Fatima’s story – the school years

 

Attending school was a daily challenge. She hated feeling so different from the other kids and often skipped the free school dinner queue to remove herself from the constant, relentless ridicule from other pupils. 

 

Instead, she’d play ‘Penny Up the Wall’ by the back of the bike sheds; winner takes all.

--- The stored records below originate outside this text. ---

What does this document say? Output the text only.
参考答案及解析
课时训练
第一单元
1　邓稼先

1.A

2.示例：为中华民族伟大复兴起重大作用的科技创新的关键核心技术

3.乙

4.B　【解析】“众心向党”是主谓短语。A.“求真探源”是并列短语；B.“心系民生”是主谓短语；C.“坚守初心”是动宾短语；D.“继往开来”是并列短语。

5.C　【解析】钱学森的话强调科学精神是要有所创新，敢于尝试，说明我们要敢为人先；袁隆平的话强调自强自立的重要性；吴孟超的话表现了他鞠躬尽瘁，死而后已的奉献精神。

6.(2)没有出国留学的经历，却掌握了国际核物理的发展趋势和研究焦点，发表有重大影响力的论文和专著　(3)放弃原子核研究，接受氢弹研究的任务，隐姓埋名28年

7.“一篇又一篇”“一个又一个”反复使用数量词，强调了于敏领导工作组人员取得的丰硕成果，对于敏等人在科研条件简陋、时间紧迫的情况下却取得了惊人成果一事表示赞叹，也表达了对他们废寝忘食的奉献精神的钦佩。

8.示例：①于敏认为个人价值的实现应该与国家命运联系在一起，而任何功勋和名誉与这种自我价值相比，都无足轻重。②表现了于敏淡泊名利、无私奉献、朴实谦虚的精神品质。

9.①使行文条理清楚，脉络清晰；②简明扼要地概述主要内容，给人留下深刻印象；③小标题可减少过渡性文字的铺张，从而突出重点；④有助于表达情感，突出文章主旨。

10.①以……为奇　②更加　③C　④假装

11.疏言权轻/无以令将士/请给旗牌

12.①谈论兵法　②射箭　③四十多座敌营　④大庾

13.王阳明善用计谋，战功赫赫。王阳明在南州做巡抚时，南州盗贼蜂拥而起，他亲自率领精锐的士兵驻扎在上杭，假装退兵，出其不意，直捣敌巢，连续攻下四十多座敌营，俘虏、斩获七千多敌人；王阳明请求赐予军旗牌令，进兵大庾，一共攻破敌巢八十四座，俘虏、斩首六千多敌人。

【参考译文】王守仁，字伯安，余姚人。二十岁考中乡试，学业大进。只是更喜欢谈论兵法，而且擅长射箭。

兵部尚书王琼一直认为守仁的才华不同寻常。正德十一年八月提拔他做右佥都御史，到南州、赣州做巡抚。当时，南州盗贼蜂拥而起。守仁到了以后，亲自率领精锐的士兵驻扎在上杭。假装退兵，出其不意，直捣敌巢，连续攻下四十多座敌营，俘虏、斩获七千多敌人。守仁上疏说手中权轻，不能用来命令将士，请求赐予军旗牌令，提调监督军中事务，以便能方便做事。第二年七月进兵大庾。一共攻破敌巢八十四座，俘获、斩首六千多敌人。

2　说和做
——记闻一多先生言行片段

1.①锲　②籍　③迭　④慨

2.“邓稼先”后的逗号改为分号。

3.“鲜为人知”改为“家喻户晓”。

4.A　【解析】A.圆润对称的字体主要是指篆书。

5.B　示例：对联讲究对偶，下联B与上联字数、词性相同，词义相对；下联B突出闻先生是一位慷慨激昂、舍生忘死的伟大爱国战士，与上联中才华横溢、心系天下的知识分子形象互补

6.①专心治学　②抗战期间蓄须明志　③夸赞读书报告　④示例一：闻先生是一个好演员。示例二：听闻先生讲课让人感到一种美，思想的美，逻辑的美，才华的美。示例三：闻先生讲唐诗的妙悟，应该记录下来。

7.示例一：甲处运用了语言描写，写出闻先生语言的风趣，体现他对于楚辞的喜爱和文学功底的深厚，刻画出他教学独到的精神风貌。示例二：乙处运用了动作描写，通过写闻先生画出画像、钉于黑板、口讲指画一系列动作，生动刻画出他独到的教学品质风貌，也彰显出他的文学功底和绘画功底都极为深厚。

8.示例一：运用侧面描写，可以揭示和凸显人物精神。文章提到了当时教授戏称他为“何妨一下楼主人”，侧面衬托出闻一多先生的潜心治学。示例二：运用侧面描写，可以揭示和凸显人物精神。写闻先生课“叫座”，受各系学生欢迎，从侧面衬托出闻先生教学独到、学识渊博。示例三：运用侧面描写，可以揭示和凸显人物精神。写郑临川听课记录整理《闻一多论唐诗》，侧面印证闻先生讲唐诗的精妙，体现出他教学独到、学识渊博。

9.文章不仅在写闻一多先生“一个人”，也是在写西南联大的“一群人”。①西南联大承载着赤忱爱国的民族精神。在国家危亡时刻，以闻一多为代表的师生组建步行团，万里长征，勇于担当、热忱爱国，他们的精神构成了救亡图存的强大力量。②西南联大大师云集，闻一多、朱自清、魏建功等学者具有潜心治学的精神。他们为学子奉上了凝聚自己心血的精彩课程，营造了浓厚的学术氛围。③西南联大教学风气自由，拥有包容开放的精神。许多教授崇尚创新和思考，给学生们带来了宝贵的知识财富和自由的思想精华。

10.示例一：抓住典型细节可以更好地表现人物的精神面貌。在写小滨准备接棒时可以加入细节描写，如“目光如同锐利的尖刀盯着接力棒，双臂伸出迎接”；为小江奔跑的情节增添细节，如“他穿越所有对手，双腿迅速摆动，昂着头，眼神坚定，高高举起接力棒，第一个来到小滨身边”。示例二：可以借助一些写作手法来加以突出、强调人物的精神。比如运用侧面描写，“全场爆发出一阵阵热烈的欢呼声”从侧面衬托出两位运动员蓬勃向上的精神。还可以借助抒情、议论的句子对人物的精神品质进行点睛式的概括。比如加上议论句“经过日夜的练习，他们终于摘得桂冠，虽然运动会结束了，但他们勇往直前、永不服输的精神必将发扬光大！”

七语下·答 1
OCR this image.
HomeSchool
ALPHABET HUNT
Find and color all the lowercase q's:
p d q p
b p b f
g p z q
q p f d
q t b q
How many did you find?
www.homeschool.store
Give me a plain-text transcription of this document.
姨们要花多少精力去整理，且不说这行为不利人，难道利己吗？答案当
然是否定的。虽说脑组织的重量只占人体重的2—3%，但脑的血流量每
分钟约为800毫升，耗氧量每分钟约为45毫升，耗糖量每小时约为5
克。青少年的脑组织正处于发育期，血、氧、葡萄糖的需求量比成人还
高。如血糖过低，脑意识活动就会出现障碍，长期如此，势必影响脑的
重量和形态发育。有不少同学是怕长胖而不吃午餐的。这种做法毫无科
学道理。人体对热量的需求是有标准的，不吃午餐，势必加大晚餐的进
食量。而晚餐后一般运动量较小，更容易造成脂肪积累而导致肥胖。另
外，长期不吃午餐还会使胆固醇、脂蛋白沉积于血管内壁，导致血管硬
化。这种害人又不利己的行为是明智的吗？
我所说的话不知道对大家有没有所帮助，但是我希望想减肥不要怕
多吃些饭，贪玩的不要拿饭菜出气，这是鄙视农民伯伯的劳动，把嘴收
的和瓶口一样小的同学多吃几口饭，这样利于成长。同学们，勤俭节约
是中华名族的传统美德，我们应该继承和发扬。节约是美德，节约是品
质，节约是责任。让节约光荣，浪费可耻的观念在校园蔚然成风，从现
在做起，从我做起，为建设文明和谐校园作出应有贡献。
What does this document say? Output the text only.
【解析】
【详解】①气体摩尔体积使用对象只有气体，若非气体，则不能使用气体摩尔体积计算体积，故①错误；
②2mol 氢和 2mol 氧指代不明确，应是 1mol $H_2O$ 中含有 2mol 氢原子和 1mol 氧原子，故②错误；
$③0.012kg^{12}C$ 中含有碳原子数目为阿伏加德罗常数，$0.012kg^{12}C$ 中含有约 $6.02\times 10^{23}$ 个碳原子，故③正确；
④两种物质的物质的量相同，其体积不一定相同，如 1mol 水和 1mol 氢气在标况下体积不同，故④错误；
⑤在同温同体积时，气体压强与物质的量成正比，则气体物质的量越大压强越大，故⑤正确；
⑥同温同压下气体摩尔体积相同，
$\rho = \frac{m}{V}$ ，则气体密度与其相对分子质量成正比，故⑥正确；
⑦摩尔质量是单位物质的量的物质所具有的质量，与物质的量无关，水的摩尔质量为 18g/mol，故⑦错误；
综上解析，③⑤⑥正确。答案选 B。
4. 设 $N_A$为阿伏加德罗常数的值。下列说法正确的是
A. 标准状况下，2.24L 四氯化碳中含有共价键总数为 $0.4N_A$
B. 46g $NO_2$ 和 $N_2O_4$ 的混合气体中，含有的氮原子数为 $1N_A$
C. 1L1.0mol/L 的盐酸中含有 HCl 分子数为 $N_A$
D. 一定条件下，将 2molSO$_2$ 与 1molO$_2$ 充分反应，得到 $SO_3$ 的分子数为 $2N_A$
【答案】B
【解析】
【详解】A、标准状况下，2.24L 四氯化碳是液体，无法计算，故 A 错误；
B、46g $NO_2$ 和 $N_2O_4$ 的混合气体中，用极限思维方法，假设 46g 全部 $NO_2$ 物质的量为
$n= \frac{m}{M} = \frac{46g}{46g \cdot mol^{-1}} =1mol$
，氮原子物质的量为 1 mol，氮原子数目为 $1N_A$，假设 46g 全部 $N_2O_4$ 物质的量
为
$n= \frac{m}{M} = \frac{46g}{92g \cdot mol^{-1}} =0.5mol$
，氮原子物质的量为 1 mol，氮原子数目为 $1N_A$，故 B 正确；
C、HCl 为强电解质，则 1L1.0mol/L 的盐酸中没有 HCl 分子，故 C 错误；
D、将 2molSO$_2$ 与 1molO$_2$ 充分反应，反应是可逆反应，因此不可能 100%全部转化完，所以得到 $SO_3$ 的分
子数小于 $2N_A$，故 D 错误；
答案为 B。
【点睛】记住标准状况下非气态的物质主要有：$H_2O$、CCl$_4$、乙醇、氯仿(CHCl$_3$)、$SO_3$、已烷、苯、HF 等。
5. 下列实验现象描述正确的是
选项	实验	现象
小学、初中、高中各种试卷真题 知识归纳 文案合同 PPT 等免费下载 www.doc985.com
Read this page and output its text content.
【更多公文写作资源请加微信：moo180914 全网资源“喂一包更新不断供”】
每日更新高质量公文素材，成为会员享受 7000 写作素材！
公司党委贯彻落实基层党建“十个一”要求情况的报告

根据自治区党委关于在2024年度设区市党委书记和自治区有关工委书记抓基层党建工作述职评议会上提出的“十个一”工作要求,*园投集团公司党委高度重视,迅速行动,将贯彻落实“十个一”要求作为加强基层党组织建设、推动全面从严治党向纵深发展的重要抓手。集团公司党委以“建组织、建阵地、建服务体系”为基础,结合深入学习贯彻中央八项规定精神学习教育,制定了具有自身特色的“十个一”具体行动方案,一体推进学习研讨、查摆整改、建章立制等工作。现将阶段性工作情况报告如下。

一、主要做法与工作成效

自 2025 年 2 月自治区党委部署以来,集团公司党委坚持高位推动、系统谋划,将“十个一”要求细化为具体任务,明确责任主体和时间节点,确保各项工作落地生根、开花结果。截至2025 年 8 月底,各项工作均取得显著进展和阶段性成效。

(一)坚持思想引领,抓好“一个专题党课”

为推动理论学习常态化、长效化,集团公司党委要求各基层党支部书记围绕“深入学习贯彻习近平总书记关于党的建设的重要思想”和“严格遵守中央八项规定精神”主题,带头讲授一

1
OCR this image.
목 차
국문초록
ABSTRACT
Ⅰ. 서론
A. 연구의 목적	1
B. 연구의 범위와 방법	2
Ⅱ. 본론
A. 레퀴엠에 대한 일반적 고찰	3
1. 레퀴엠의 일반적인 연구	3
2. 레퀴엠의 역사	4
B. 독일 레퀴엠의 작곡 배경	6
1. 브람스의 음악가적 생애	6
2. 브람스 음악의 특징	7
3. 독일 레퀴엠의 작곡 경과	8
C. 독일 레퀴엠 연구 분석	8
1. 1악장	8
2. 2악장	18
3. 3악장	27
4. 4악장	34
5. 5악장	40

She’d stay there until she had enough money for dinner for both herself and her friend at another home around the corner from hers! If they didn’t have enough for a school dinner, they’d go to the chip shop and ask the lady if she had any old scraps and a pickled onion.

 

Although it was a challenging childhood, she never went through life feeling like a victim! 

 

She said, “It’s debilitating; it stops you from progressing. The thing about life is the more experiences, the bigger the growth – that’s exactly how I’ve gone through my whole life. 

 

Through every experience, good and bad, there is a learning to be had – By framing failure and experiencing it, you’re learning to succeed. 

 

Love is the most important thing a foster carer needs to show a child. It’s a fundamental part of life. To connect and talk to children and spend time listening to them is a human connection; this is what Aunty Ray did for me, and I’ll never forget that. We all want validation to feel needed, loved, and cared for!”

 

WHAT WOULD YOU TELL YOURSELF NOW AS A 5-YEAR-OLD IF YOU COULD?

 

“You don’t have to worry; I’m here; you survived. 

 

I speak to myself back then as I don’t want that child lurking in the background when things trigger me during life – the terrible emotional turmoil that can come back and take over on bad days – it’s a moveable scale. 

 

Still, children in care need to be armed with the techniques and abilities to foresee and cope with these triggers to live a fulfilled life and learn how to move on from their younger years, not let their emotions get stuck there. 

 

These emotions are no longer serving a purpose, and moving on from it is okay! I still have to work at this, it doesn’t go away, but I’m learning how to work with my emotions from my early years.”

 

Fatima strongly feels that this area needs to be brought into the national curriculum to teach children how to cope with triggers and trauma that they could have already experienced or could experience in adult life.

 

She sees her most significant journey in the future to “help on a mass scale, to be the voice of those who aren’t heard”. She doesn’t feel this is being done, so feels passionate about picking up this task and being an instrument of change for vulnerable children.

 

“Foster carers are doing a wonderful job. It’s an absolute privilege for me to thank them all for what they are doing for our young children and for being the bright stars in their lives. 

 

If anyone is thinking of becoming a foster carer, don’t think too long; make that call, get the information and training, and start making a difference; it’ll bring a lot of
happiness you won’t regret it. I’m living proof that it works!”

 

Thank you, Fatima, for sharing your incredible story with us. We have no doubt you will be an instrument of change for children in care, and we applaud all you’ve done and continue to do.